CP: Did it surprise you that the real Cory Gardner didn’t start holding regular town halls after all that?

Farnan: Yes. He could’ve sucked all the wind out of this. The reason we wanted town halls was we wanted the dialogue, it’s because we wanted him to explain his terrible votes in person so we could dialogue about that. But he never did that. And that would’ve been easy.

I said a million times, and I really believe this, leadership is about facing your harshest critics, and if you can’t do that, I don’t really understand how you can be a leader. It’s not something that’s going to be easy – you are going to feel bad, you will get yelled out, but if you wait for years, imagine the pent-up anger over that, especially when your policies are unpopular, and you know it – health care, immigration, the environment, just generally Trump in this state – it’s indefensible, and if you know it’s indefensible and you’re not going to defend it, good luck in your attempt to get re-elected. It’s very transparent what happened: A leads to B.

CP: What’s next for the grassroots progressive movement here in Colorado? Where do you see it going?

Farnan: There’s redistricting, which I’m worried about because by the looks of the application process, you would have to be retired or independently wealthy to participate. As such, they reported they have a lack of diversity and a lack of diversity probably across income levels.

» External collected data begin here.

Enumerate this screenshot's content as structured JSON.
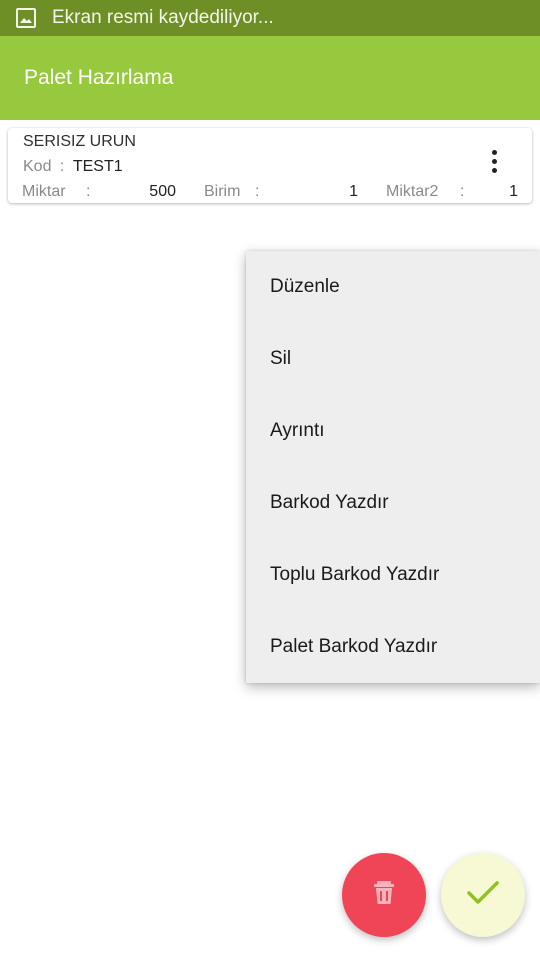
{
  "status_bar": {
    "text": "Ekran resmi kaydediliyor...",
    "icon": "screenshot-icon"
  },
  "app_bar": {
    "title": "Palet Hazırlama"
  },
  "item_card": {
    "title": "SERISIZ URUN",
    "kod_label": "Kod",
    "kod_sep": ":",
    "kod_value": "TEST1",
    "miktar_label": "Miktar",
    "miktar_sep": ":",
    "miktar_value": "500",
    "birim_label": "Birim",
    "birim_sep": ":",
    "birim_value": "1",
    "miktar2_label": "Miktar2",
    "miktar2_sep": ":",
    "miktar2_value": "1",
    "more_icon": "more-vert-icon"
  },
  "context_menu": {
    "items": [
      {
        "label": "Düzenle"
      },
      {
        "label": "Sil"
      },
      {
        "label": "Ayrıntı"
      },
      {
        "label": "Barkod Yazdır"
      },
      {
        "label": "Toplu Barkod Yazdır"
      },
      {
        "label": "Palet Barkod Yazdır"
      }
    ]
  },
  "fabs": {
    "delete_icon": "trash-icon",
    "confirm_icon": "checkmark-icon"
  },
  "colors": {
    "status_bar": "#6e8f25",
    "app_bar": "#96c93d",
    "delete_fab": "#ef4556",
    "confirm_fab": "#f7f8d4",
    "checkmark": "#8dc21f",
    "menu_bg": "#eeeeee"
  }
}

That will change the map in Colorado. So to the extent we can do anything about that, that’s something we should be keeping our eyes on.

I like to think of steps immediately, so in 2021, we need to build a bench on the Democratic side. We have a lot of good people, but people often forget the municipal races, school board races, and those are happening this coming year.

Where the movement is headed, that is a big question, post-Trump. What can we do in the fallout of the Trump era to blunt the power of anti-democratic factions? What can we do to lessen that as much as possible?

CP: What’s going to happen to the Cardboard Corys?

Farnan: I have two cutouts in my garage. The backside of one is filled up already with messages to (John) Hickenlooper. The photos are very interesting too, because of instead of someone standing there with Cardboard Cory and his face, you have an outline, of somebody new, and we’re filling it up with our hopes and dreams. This is no longer Gardner. We’re looking to the future – this is opportunity and hope.

This isn’t over just because we got Gardner out. He was horrible. But we have accountability to the immigrant community, to the disability community, to other people we organized with. They’re going to continue to need people with them, and I hope that other people like me show up, people that are able and employed and not direct targets. I hope that those people continue to show up.

Katie Farnan, a leader of Indivisible Front Range Resistance and the lead handler of Cardboard Cory, writes on one of the nearly life-size cutouts of U.S. Sen. Cory Gardner. Farnan and other progressive activists are filling the back of the cutout with messages for John Hickenlooper, the Democrat who defeated Gardner in the 2020 election.